I am trying to train a model, but I can only feed 8 images at a time bz = 8, with images of 256x256, I am getting really bad results, I know we need bigger bz in order to get gradients to propagate and get better results.
Is there a way to let your GPUs use less memory in order to increase the Batch Size?
You can use GradientAccumulation callback to make a bunch of smaller batches act like bigger ones. IE you set your batch size as 1 or 2 but you use the callback to make it update after say 20
@FraPochetti the problem with this is that because the gradients dont get to propagate, you end and with long train time to get any decent results or the model never generalizes.

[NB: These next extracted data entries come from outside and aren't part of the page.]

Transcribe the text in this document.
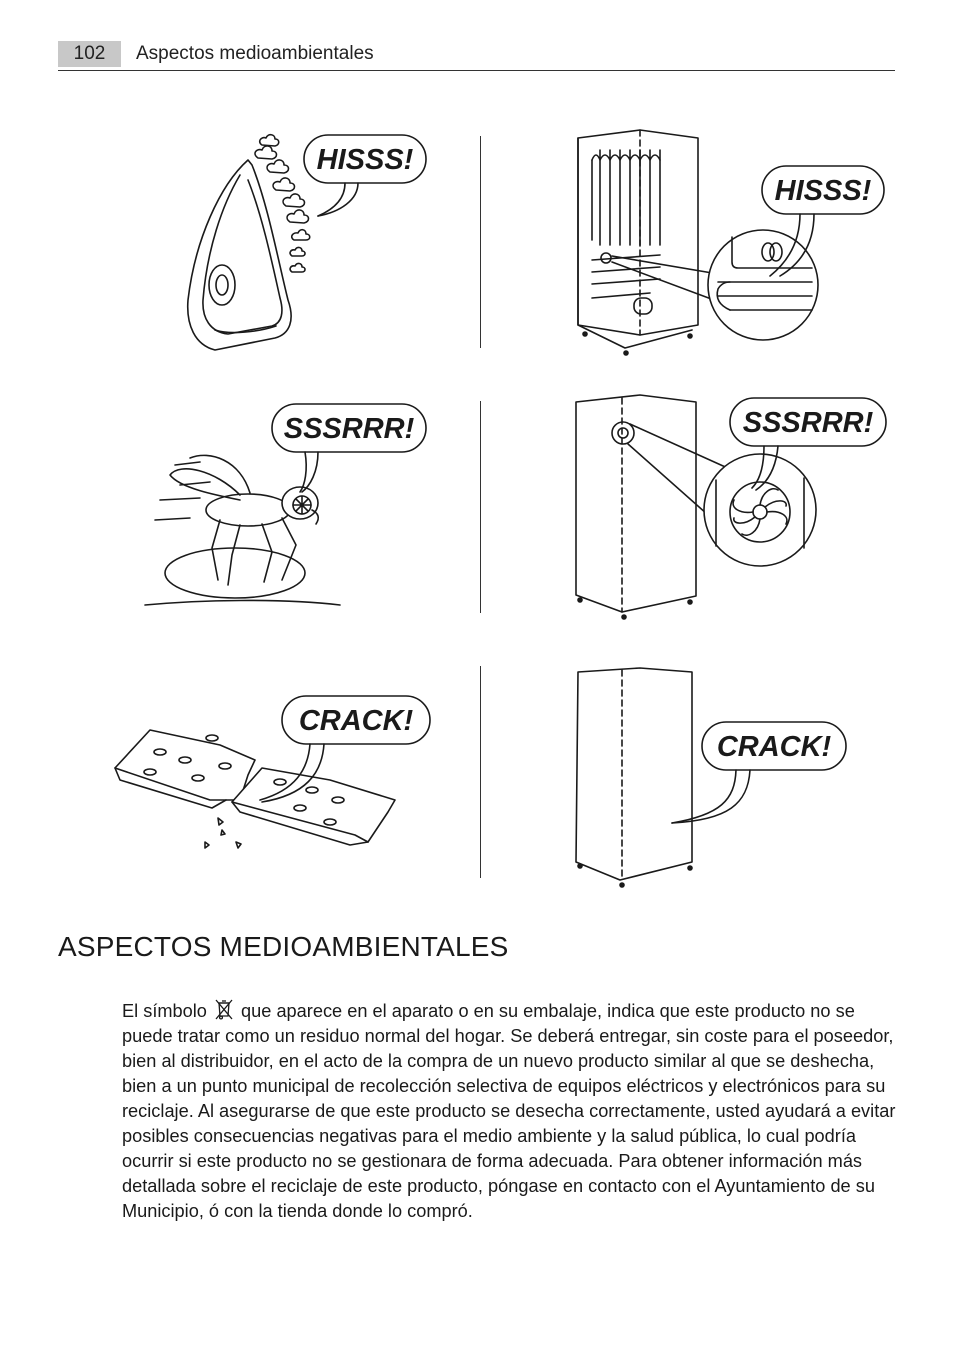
102	Aspectos medioambientales
HISSS!
HISSS!
SSSRRR!	SSSRRR!
CRACK!
CRACK!
ASPECTOS MEDIOAMBIENTALES

El símbolo que aparece en el aparato o en su embalaje, indica que este producto no se puede tratar como un residuo normal del hogar. Se deberá entregar, sin coste para el poseedor, bien al distribuidor, en el acto de la compra de un nuevo producto similar al que se deshecha, bien a un punto municipal de recolección selectiva de equipos eléctricos y electrónicos para su reciclaje. Al asegurarse de que este producto se desecha correctamente, usted ayudará a evitar posibles consecuencias negativas para el medio ambiente y la salud pública, lo cual podría ocurrir si este producto no se gestionara de forma adecuada. Para obtener información más detallada sobre el reciclaje de este producto, póngase en contacto con el Ayuntamiento de su Municipio, ó con la tienda donde lo compró.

@FraPochetti, because you need High Res images to have better classification on medical diagnostic.
and
In most cases (not all, for example in GANs) using bigger batches is better. But we usually have a limitation on our GPU. In this competition we have big images 1400 x 2100 and if we want to use the original size, then even P100 allows only small batches (~2 images per batch).
How about breaking up the large images into smaller sizes and still retain resolution. The new smaller size would be dependant on what you are trying to classify but it may be a possible solution.
@amritv thanks for the suggestion, I have done that, the images are between 25 and 60 megs each, tiff files and I have break then down into 32 parches.
But if the parch is 512x 512, I can only use batch size of 8 and 8 parches, using parches of 128x128 I can do 32 parches with batch size of 16. this give me 0.83 - 0.84
but I need better resolution in order to get better generalization.